Life As an Elderly Woman

Judge’s children died before she did. As she aged, doing manual labor to earn money was not possible. The Jacks daughters with whom she continued to board were also aged. The women survived because the community of Greenwood, which had very few blacks,gave them wood for fuel and food.

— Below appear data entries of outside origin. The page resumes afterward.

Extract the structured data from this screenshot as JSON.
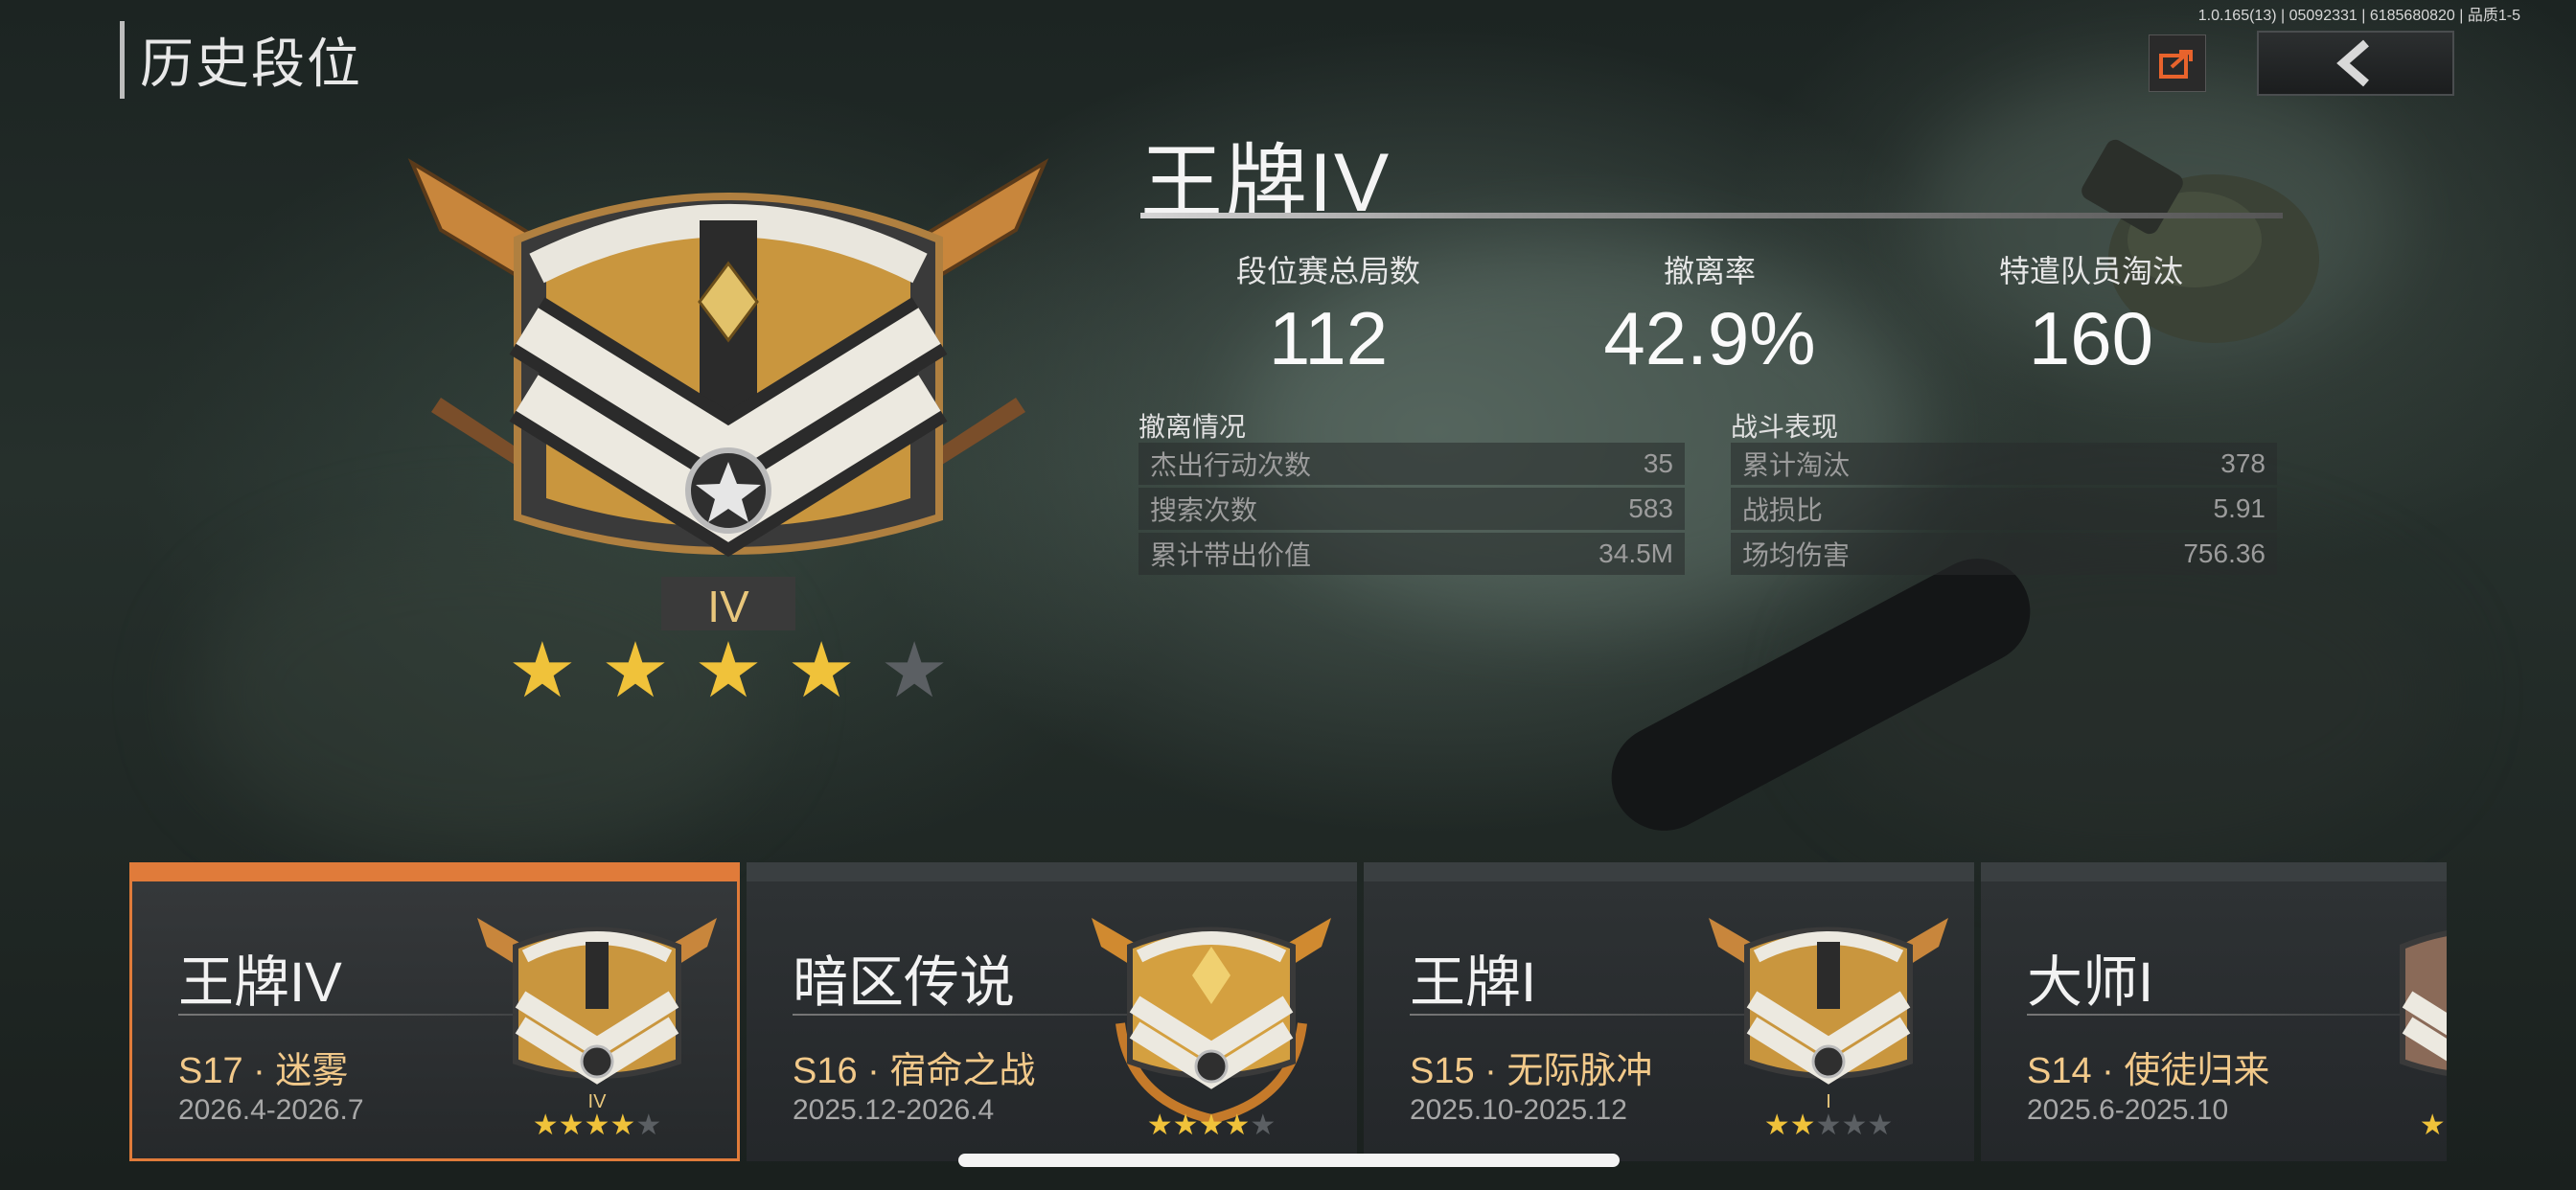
{
  "header": {
    "title": "历史段位",
    "version": "1.0.165(13) | 05092331 | 6185680820 | 品质1-5",
    "share_icon": "share-icon",
    "back_icon": "chevron-left-icon"
  },
  "current_rank": {
    "name": "王牌IV",
    "badge_numeral": "IV",
    "stars_filled": 4,
    "stars_total": 5,
    "stats": [
      {
        "label": "段位赛总局数",
        "value": "112"
      },
      {
        "label": "撤离率",
        "value": "42.9%"
      },
      {
        "label": "特遣队员淘汰",
        "value": "160"
      }
    ],
    "evacuation": {
      "title": "撤离情况",
      "rows": [
        {
          "label": "杰出行动次数",
          "value": "35"
        },
        {
          "label": "搜索次数",
          "value": "583"
        },
        {
          "label": "累计带出价值",
          "value": "34.5M"
        }
      ]
    },
    "combat": {
      "title": "战斗表现",
      "rows": [
        {
          "label": "累计淘汰",
          "value": "378"
        },
        {
          "label": "战损比",
          "value": "5.91"
        },
        {
          "label": "场均伤害",
          "value": "756.36"
        }
      ]
    }
  },
  "seasons": [
    {
      "rank": "王牌IV",
      "season": "S17 · 迷雾",
      "dates": "2026.4-2026.7",
      "numeral": "IV",
      "stars": 4,
      "selected": true
    },
    {
      "rank": "暗区传说",
      "season": "S16 · 宿命之战",
      "dates": "2025.12-2026.4",
      "numeral": "",
      "stars": 4,
      "selected": false
    },
    {
      "rank": "王牌I",
      "season": "S15 · 无际脉冲",
      "dates": "2025.10-2025.12",
      "numeral": "I",
      "stars": 2,
      "selected": false
    },
    {
      "rank": "大师I",
      "season": "S14 · 使徒归来",
      "dates": "2025.6-2025.10",
      "numeral": "",
      "stars": 1,
      "selected": false
    }
  ],
  "colors": {
    "accent": "#e07b3a",
    "gold": "#d9a24a",
    "season_text": "#f2c98a"
  }
}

Despite the hardship of her life, In an interview printed in a New Hampshire newspaper in 1845, Judge said that she never regretted seizing her freedom. She died in Greenland on February 25, 1848. Because of the Fugitive Slave Act of 1793, she was a fugitive for the last 52 years of her life.

Sources:

  1. Adams, T. H. “Washington’s Runaway Slave and How Portsmouth Freed Her” in the Granite Freeman(Concord, NH), May 22, 1845 reprinted in Frank W. Miller’s Portsmouth New Hampshire Weekly, June 2, 1877. USHistory.org. Accessed 11 August 2008.
  2. Gerson, Evelyn. “Ona Judge Staines: Escape From Washington.” Seacoastnh.com. Accessed 19 December 2008.
  3. “Martha Washington: The 1790s.” Marthawashington.us. Accessed 15 May 2010.
  4. Thompson, Mary V. “Different People, Different Strokes The Life Stories of Individual Slaves From Mount Vernon and Their Relationship With George and Martha Washington.” Talk at Symposium. George Washington & Slavery. Mount Vernon, VA. 3 November 2001. Revised April 2002.